A Termite Art Halloween: The Crazies (1973)
Formidable as his cinematic powers are, the one thing I treasure about George A. Romero's work over all others are his masterful endings (this is your hint that I will be discussing endings and thus SPOILERS will follow). A guy like Wes Craven is better at manipulating an audience, a guy like John Carpenter has a knack for out-and-out terrifying people, but no one crafts a truly bleak and therefore utterly horrifying ending like Romero.
Most horror movies, by nature, don't end happily. But Romero takes it one step further. His secret, I think, is to give a sense of false hope to the audience that things might turn out well and then to shatter our optimism with one final twist. In Night of the Living Dead, Duane Jones' Ben survives the zombie onslaught, only to be shot and killed by some white assholes. His victory is short-lived and very hollow. Romero might be horror's most fatalistic director.
Romero's little seen film The Crazies offers another great example. Before the film begins, an Army plane carrying a virus codenamed Trixie has crashed outside a suburban town. The virus, which turns its victims into raging lunatics, gets in the water, and people start going mad. Our few unstricken heroes are stuck between a proverbial rock and a hard place: as bad as the virus is, the US Army, who rumble into town to quarantine the area and contain the virus might be worse. Clad in white jumpsuits and gasmasks, they're a perfect vision of faceless, fascistic terror, and they're also an ingenious moneysaving device for an independent director like Romero: having them look alike means its easy to use the same five extras to play an entire platoon of men.

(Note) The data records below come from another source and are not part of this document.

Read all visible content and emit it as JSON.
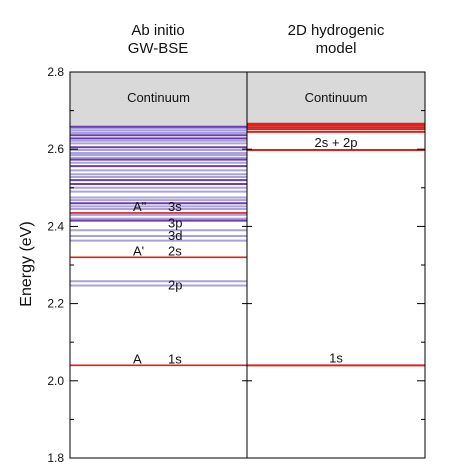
{
  "chart_data": {
    "type": "energy-level diagram",
    "ylabel": "Energy (eV)",
    "ylim": [
      1.8,
      2.8
    ],
    "y_ticks": [
      "1.8",
      "2.0",
      "2.2",
      "2.4",
      "2.6",
      "2.8"
    ],
    "columns": [
      {
        "title_line1": "Ab initio",
        "title_line2": "GW-BSE",
        "continuum_label": "Continuum",
        "continuum_from": 2.66,
        "primary_levels": [
          {
            "energy": 2.04,
            "label": "1s",
            "marker": "A"
          },
          {
            "energy": 2.32,
            "label": "2s",
            "marker": "A'"
          },
          {
            "energy": 2.435,
            "label": "3s",
            "marker": "A\""
          }
        ],
        "level_labels": [
          {
            "energy": 2.41,
            "label": "3p"
          },
          {
            "energy": 2.378,
            "label": "3d"
          },
          {
            "energy": 2.25,
            "label": "2p"
          }
        ],
        "dark_levels": [
          2.658,
          2.636,
          2.628,
          2.605,
          2.573,
          2.556,
          2.52,
          2.51,
          2.46,
          2.415
        ],
        "light_levels": [
          2.654,
          2.648,
          2.642,
          2.622,
          2.615,
          2.598,
          2.59,
          2.585,
          2.578,
          2.565,
          2.545,
          2.535,
          2.528,
          2.5,
          2.49,
          2.475,
          2.468,
          2.452,
          2.445,
          2.43,
          2.42,
          2.39,
          2.375,
          2.363,
          2.258,
          2.247
        ]
      },
      {
        "title_line1": "2D hydrogenic",
        "title_line2": "model",
        "continuum_label": "Continuum",
        "continuum_from": 2.66,
        "primary_levels": [
          {
            "energy": 2.04,
            "label": "1s"
          },
          {
            "energy": 2.598,
            "label": "2s + 2p"
          }
        ],
        "extra_levels": [
          2.645,
          2.652,
          2.657,
          2.662,
          2.666
        ]
      }
    ],
    "colors": {
      "continuum": "#d9d9d9",
      "primary": "#e0201e",
      "dark_level": "#6a3fb0",
      "light_level": "#aaa2dd",
      "axis": "#000000"
    }
  }
}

None of the visceral bloodshed Romero presents on screen is as scary as the narrative's implications: that if and when the shit hits the fan, the solution is equally as bad as the problem. My favorite scenes aren't the ones with the squibbs and gore: I loved Romero's completely cynical portrayal of Nixon-era government. As the virus spreads, a room of generals and politicians debate their options: should they nuke the town in order to save the rest of the country? Their decision: yes, but, rather than announce they've unleashed this terrible weapon and own up to their mistake, they'll claim the downed airplane contained a nuclear device which must have been damaged in the crash and has now exploded.
The Crazies isn't a particularly great movie (and, as the picture above suggests, it features meathead actors with laughably bad '70s hair in major roles) but it's a powerful piece of sustained dread, one whose careful, intelligent writing overpowers its frequent and ample technical defects. I won't go all the way and fully spoil the ending, but it makes Night of the Living Dead's look like a Disney film in comparison. Happy Halloween!